Cream butter and sugar together. Add eggs and cream until fluffy. Add vanilla, flour, baking powder and salt. Mix thoroughly. Add pudding; mix well. Mix ingredients for topping. Pour half of batter into greased tube pan. Cover with half of the topping mixture. Pour remaining batter over this and cover with remaining topping mixture. Bake in 325 degree oven for 1 hour and 15 minutes or until golden brown.

recipe reviews
Pistachio Pound Cake
   #168735
 Joan (District of Columbia) says:
The cake was great and my coworkers loved it.
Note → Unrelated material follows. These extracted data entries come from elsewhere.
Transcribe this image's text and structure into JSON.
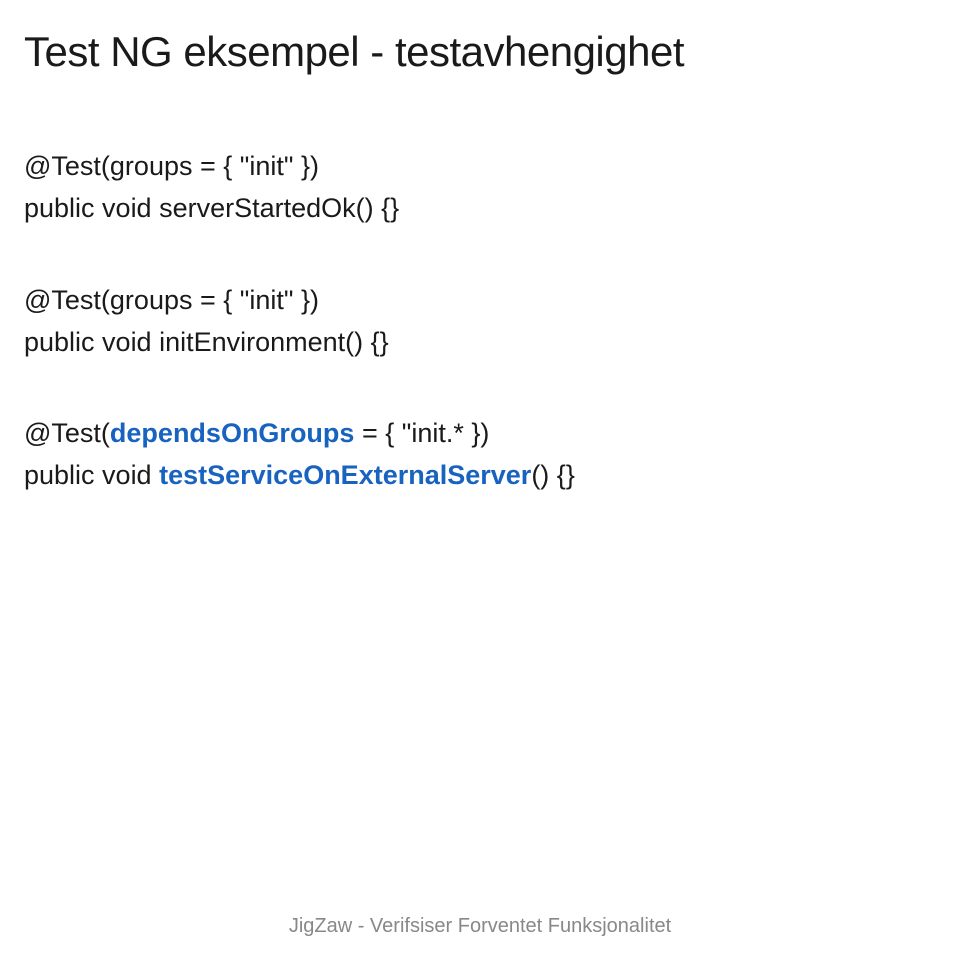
{
  "title": "Test NG eksempel - testavhengighet",
  "code1": {
    "line1": "@Test(groups = { \"init\" })",
    "line2": "public void serverStartedOk() {}"
  },
  "code2": {
    "line1": "@Test(groups = { \"init\" })",
    "line2": "public void initEnvironment() {}"
  },
  "code3": {
    "prefix": "@Test(",
    "highlight1": "dependsOnGroups",
    "mid": " = { \"init.* })",
    "line2_prefix": "public void ",
    "highlight2": "testServiceOnExternalServer",
    "line2_suffix": "() {}"
  },
  "footer": "JigZaw - Verifsiser Forventet Funksjonalitet"
}
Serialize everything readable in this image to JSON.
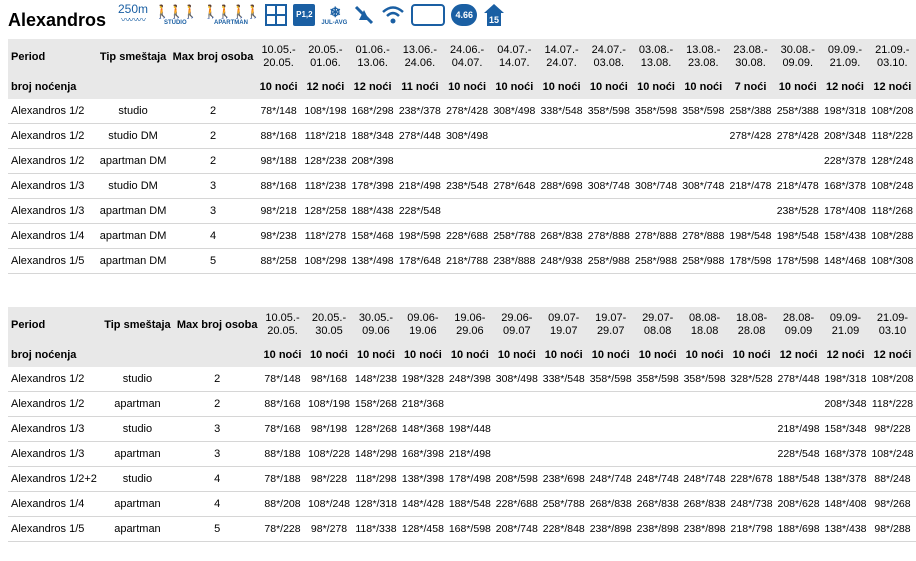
{
  "title": "Alexandros",
  "icons": [
    {
      "name": "beach-distance-icon",
      "label": "250m"
    },
    {
      "name": "studio-capacity-icon",
      "label": "STUDIO"
    },
    {
      "name": "apartment-capacity-icon",
      "label": "APARTMAN"
    },
    {
      "name": "window-icon",
      "label": ""
    },
    {
      "name": "parking-icon",
      "label": "P1,2"
    },
    {
      "name": "air-conditioning-icon",
      "label": "JUL-AVG"
    },
    {
      "name": "no-pets-icon",
      "label": ""
    },
    {
      "name": "wifi-icon",
      "label": ""
    },
    {
      "name": "tv-icon",
      "label": ""
    },
    {
      "name": "rating-icon",
      "label": "4.66"
    },
    {
      "name": "min-stay-icon",
      "label": "15"
    }
  ],
  "table1": {
    "headers": {
      "period": "Period",
      "tip": "Tip smeštaja",
      "max": "Max broj osoba"
    },
    "periods": [
      [
        "10.05.-",
        "20.05."
      ],
      [
        "20.05.-",
        "01.06."
      ],
      [
        "01.06.-",
        "13.06."
      ],
      [
        "13.06.-",
        "24.06."
      ],
      [
        "24.06.-",
        "04.07."
      ],
      [
        "04.07.-",
        "14.07."
      ],
      [
        "14.07.-",
        "24.07."
      ],
      [
        "24.07.-",
        "03.08."
      ],
      [
        "03.08.-",
        "13.08."
      ],
      [
        "13.08.-",
        "23.08."
      ],
      [
        "23.08.-",
        "30.08."
      ],
      [
        "30.08.-",
        "09.09."
      ],
      [
        "09.09.-",
        "21.09."
      ],
      [
        "21.09.-",
        "03.10."
      ]
    ],
    "nights_label": "broj noćenja",
    "nights": [
      "10 noći",
      "12 noći",
      "12 noći",
      "11 noći",
      "10 noći",
      "10 noći",
      "10 noći",
      "10 noći",
      "10 noći",
      "10 noći",
      "7 noći",
      "10 noći",
      "12 noći",
      "12 noći"
    ],
    "rows": [
      {
        "name": "Alexandros 1/2",
        "tip": "studio",
        "max": "2",
        "rates": [
          "78*/148",
          "108*/198",
          "168*/298",
          "238*/378",
          "278*/428",
          "308*/498",
          "338*/548",
          "358*/598",
          "358*/598",
          "358*/598",
          "258*/388",
          "258*/388",
          "198*/318",
          "108*/208"
        ]
      },
      {
        "name": "Alexandros 1/2",
        "tip": "studio DM",
        "max": "2",
        "rates": [
          "88*/168",
          "118*/218",
          "188*/348",
          "278*/448",
          "308*/498",
          "",
          "",
          "",
          "",
          "",
          "278*/428",
          "278*/428",
          "208*/348",
          "118*/228"
        ]
      },
      {
        "name": "Alexandros 1/2",
        "tip": "apartman DM",
        "max": "2",
        "rates": [
          "98*/188",
          "128*/238",
          "208*/398",
          "",
          "",
          "",
          "",
          "",
          "",
          "",
          "",
          "",
          "228*/378",
          "128*/248"
        ]
      },
      {
        "name": "Alexandros 1/3",
        "tip": "studio DM",
        "max": "3",
        "rates": [
          "88*/168",
          "118*/238",
          "178*/398",
          "218*/498",
          "238*/548",
          "278*/648",
          "288*/698",
          "308*/748",
          "308*/748",
          "308*/748",
          "218*/478",
          "218*/478",
          "168*/378",
          "108*/248"
        ]
      },
      {
        "name": "Alexandros 1/3",
        "tip": "apartman DM",
        "max": "3",
        "rates": [
          "98*/218",
          "128*/258",
          "188*/438",
          "228*/548",
          "",
          "",
          "",
          "",
          "",
          "",
          "",
          "238*/528",
          "178*/408",
          "118*/268"
        ]
      },
      {
        "name": "Alexandros 1/4",
        "tip": "apartman DM",
        "max": "4",
        "rates": [
          "98*/238",
          "118*/278",
          "158*/468",
          "198*/598",
          "228*/688",
          "258*/788",
          "268*/838",
          "278*/888",
          "278*/888",
          "278*/888",
          "198*/548",
          "198*/548",
          "158*/438",
          "108*/288"
        ]
      },
      {
        "name": "Alexandros 1/5",
        "tip": "apartman DM",
        "max": "5",
        "rates": [
          "88*/258",
          "108*/298",
          "138*/498",
          "178*/648",
          "218*/788",
          "238*/888",
          "248*/938",
          "258*/988",
          "258*/988",
          "258*/988",
          "178*/598",
          "178*/598",
          "148*/468",
          "108*/308"
        ]
      }
    ]
  },
  "table2": {
    "headers": {
      "period": "Period",
      "tip": "Tip smeštaja",
      "max": "Max broj osoba"
    },
    "periods": [
      [
        "10.05.-",
        "20.05."
      ],
      [
        "20.05.-",
        "30.05"
      ],
      [
        "30.05.-",
        "09.06"
      ],
      [
        "09.06-",
        "19.06"
      ],
      [
        "19.06-",
        "29.06"
      ],
      [
        "29.06-",
        "09.07"
      ],
      [
        "09.07-",
        "19.07"
      ],
      [
        "19.07-",
        "29.07"
      ],
      [
        "29.07-",
        "08.08"
      ],
      [
        "08.08-",
        "18.08"
      ],
      [
        "18.08-",
        "28.08"
      ],
      [
        "28.08-",
        "09.09"
      ],
      [
        "09.09-",
        "21.09"
      ],
      [
        "21.09-",
        "03.10"
      ]
    ],
    "nights_label": "broj noćenja",
    "nights": [
      "10 noći",
      "10 noći",
      "10 noći",
      "10 noći",
      "10 noći",
      "10 noći",
      "10 noći",
      "10 noći",
      "10 noći",
      "10 noći",
      "10 noći",
      "12 noći",
      "12 noći",
      "12 noći"
    ],
    "rows": [
      {
        "name": "Alexandros 1/2",
        "tip": "studio",
        "max": "2",
        "rates": [
          "78*/148",
          "98*/168",
          "148*/238",
          "198*/328",
          "248*/398",
          "308*/498",
          "338*/548",
          "358*/598",
          "358*/598",
          "358*/598",
          "328*/528",
          "278*/448",
          "198*/318",
          "108*/208"
        ]
      },
      {
        "name": "Alexandros 1/2",
        "tip": "apartman",
        "max": "2",
        "rates": [
          "88*/168",
          "108*/198",
          "158*/268",
          "218*/368",
          "",
          "",
          "",
          "",
          "",
          "",
          "",
          "",
          "208*/348",
          "118*/228"
        ]
      },
      {
        "name": "Alexandros 1/3",
        "tip": "studio",
        "max": "3",
        "rates": [
          "78*/168",
          "98*/198",
          "128*/268",
          "148*/368",
          "198*/448",
          "",
          "",
          "",
          "",
          "",
          "",
          "218*/498",
          "158*/348",
          "98*/228"
        ]
      },
      {
        "name": "Alexandros 1/3",
        "tip": "apartman",
        "max": "3",
        "rates": [
          "88*/188",
          "108*/228",
          "148*/298",
          "168*/398",
          "218*/498",
          "",
          "",
          "",
          "",
          "",
          "",
          "228*/548",
          "168*/378",
          "108*/248"
        ]
      },
      {
        "name": "Alexandros 1/2+2",
        "tip": "studio",
        "max": "4",
        "rates": [
          "78*/188",
          "98*/228",
          "118*/298",
          "138*/398",
          "178*/498",
          "208*/598",
          "238*/698",
          "248*/748",
          "248*/748",
          "248*/748",
          "228*/678",
          "188*/548",
          "138*/378",
          "88*/248"
        ]
      },
      {
        "name": "Alexandros 1/4",
        "tip": "apartman",
        "max": "4",
        "rates": [
          "88*/208",
          "108*/248",
          "128*/318",
          "148*/428",
          "188*/548",
          "228*/688",
          "258*/788",
          "268*/838",
          "268*/838",
          "268*/838",
          "248*/738",
          "208*/628",
          "148*/408",
          "98*/268"
        ]
      },
      {
        "name": "Alexandros 1/5",
        "tip": "apartman",
        "max": "5",
        "rates": [
          "78*/228",
          "98*/278",
          "118*/338",
          "128*/458",
          "168*/598",
          "208*/748",
          "228*/848",
          "238*/898",
          "238*/898",
          "238*/898",
          "218*/798",
          "188*/698",
          "138*/438",
          "98*/288"
        ]
      }
    ]
  }
}
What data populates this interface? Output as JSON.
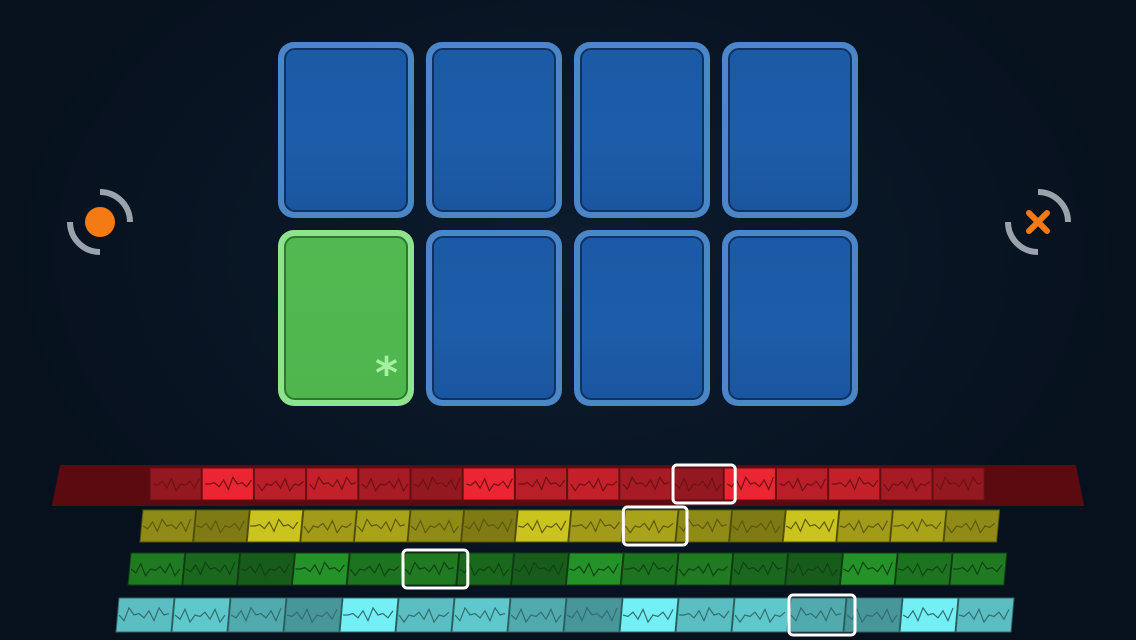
{
  "card_grid": {
    "cards": [
      {
        "id": "card-1",
        "state": "face-down",
        "color": "#1d5ca8"
      },
      {
        "id": "card-2",
        "state": "face-down",
        "color": "#1d5ca8"
      },
      {
        "id": "card-3",
        "state": "face-down",
        "color": "#1d5ca8"
      },
      {
        "id": "card-4",
        "state": "face-down",
        "color": "#1d5ca8"
      },
      {
        "id": "card-5",
        "state": "selected",
        "color": "#4fb64e",
        "mark": "*"
      },
      {
        "id": "card-6",
        "state": "face-down",
        "color": "#1d5ca8"
      },
      {
        "id": "card-7",
        "state": "face-down",
        "color": "#1d5ca8"
      },
      {
        "id": "card-8",
        "state": "face-down",
        "color": "#1d5ca8"
      }
    ]
  },
  "left_control": {
    "icon": "record-icon",
    "color": "#f47a14"
  },
  "right_control": {
    "icon": "close-icon",
    "color": "#f47a14"
  },
  "tracks": [
    {
      "name": "red",
      "color": "#c4202a",
      "segments": 16,
      "active_index": 10
    },
    {
      "name": "yellow",
      "color": "#a9a31a",
      "segments": 16,
      "active_index": 9
    },
    {
      "name": "green",
      "color": "#1f7a22",
      "segments": 16,
      "active_index": 5
    },
    {
      "name": "cyan",
      "color": "#5fc8cc",
      "segments": 16,
      "active_index": 12
    }
  ]
}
My only problem was no where in the recipe does it say when to add the milk. After I added the other ingredients and realized milk was left I just poured it in.
   #193553
 Dot (Georgia) says:
When I inverted the pan to get the cake out most of the topping fell off. I haven't eatedn any of the cake yet but with the topping falling off the cake will have to be super good before I make it again.